We're on our way to getting deeply hooked by roller derby, and here I'm holding up the reason why:
Roller Girl, Jamieson's first graphic novel, is the newest addition to our Must Have Graphic Novel shelf, which also houses Bone, Zita the Spacegirl, The Olympians, Sisters, and Smile.
The heroine here is 12-year-old Astrid, in Portland, OR, the summer before junior high school. Astrid falls in love with roller derby after her mom takes her and her best friend Nicole to a game. Though she can't skate, she signs up for junior derby camp over the summer, assuming that Nicole will sign up with her. When Nicole chooses dance camp with a friend Astrid hates, Astrid finds herself going it alone -- working hard to become a decent skater, pushing herself intensely, and working through all of the complex friend-breakup feelings that so often come with junior high.

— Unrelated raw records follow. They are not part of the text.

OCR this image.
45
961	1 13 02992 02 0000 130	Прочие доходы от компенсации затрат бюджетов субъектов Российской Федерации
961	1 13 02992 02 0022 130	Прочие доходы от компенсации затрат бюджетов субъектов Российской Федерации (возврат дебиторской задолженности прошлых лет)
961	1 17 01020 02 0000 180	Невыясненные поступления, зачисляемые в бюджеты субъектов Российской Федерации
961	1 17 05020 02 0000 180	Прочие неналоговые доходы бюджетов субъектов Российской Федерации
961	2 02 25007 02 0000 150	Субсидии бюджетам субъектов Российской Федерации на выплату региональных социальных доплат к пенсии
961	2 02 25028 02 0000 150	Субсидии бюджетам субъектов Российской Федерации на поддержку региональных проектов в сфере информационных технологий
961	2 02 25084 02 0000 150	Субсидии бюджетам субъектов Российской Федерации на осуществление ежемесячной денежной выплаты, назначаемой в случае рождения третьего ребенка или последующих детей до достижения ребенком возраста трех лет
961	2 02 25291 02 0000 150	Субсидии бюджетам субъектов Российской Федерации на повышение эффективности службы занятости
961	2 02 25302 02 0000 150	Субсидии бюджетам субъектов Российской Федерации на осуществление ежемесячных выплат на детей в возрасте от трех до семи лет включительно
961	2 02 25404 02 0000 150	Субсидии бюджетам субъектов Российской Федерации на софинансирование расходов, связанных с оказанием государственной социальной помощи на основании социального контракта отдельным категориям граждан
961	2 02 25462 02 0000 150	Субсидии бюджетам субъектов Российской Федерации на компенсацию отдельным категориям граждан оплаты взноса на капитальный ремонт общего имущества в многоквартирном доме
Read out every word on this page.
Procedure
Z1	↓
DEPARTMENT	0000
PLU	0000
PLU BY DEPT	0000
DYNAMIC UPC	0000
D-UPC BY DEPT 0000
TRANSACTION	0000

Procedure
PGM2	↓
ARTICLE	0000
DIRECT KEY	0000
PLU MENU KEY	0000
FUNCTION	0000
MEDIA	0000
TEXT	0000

Before reading the book, I had only the dimmest notion of what roller derby was. Jamieson -- a derby player herself; she skates for the Rose City Rollers under the name Winnie the Pow -- explains the basic rules clearly at the outset, and weaves in more information throughout the storyline.
When we got to the game last Saturday, both Eleanor and Isabel were immediately able to identify not only blockers and jammers, but several moves by name: "Look, pivot turns!" The technical detail, presented smoothly as part of the story, is one of the book's big pluses.
Astrid's sports success narrative is another. While her story follows the basic plotline we've all seen before in movies and books (start out a newbie, train hard, weather disappointment, keep training, play in a big exciting game at the end), what I loved here is that Astrid is initially really bad at skating, and that she toughs it out. Her stubbornness and at some points real burning anger are part of what give her the strength to get good, and when she gets good, she's still, realistically, not all that good. She feels like a real 12-year-old, all the way through.
And more things to love: Astrid is the only child of a single mom who regularly takes her and Nicole out for Evenings of Cultural Enlightenment (roller derby is one). The single mom status isn't the story -- there's no mention of Astrid's father, and she and her mom are just presented as a family without further comment.
Perhaps most of all, there are the warmth and humor that go hand in hand with the celebration of female toughness. Derby names are an art form, punning and tongue in cheek. In the book, Astrid's idol is named Rainbow Bite, and her coaches are Heidi Go Seek and Napoleon Blownapart. At the game we went to on Saturday, one of the players called herself Davy Blockit, and did her first laps around the track with a coonskin cap before putting on her helmet for the game. Of course, the kids came up with their own names after reading the book: Eleanor chose Conan the Librarian, Isabel went with Twisted Sister, and Ian with Freakachu.
There are lots of tattoos in roller derby, much dyed hair (hair dyeing plays a big part in Astrid's plot, too), and a general sense of campy fun. And there is deep heart. Roller derby in its current incarnation has deep ties in the LGBT community; on Saturday, derby players all over the country wore warmup jerseys reading "Do It for 57," a reference to the suicide of a 15-year-old transexual derby player who killed himself because of bullying.
Both Eleanor and Isabel finished reading the book and immediately declared that they wanted to join junior derby. Gotham Girls, the New York derby league, has a junior derby team, and they take girls as young as 8. After watching the junior derby play at halftime on Saturday (my favorite names there: Little Orphan Slammie and Smacklemore), we're starting to do the research to sign Eleanor up. If it works out, I'd be proud to be a derby mom.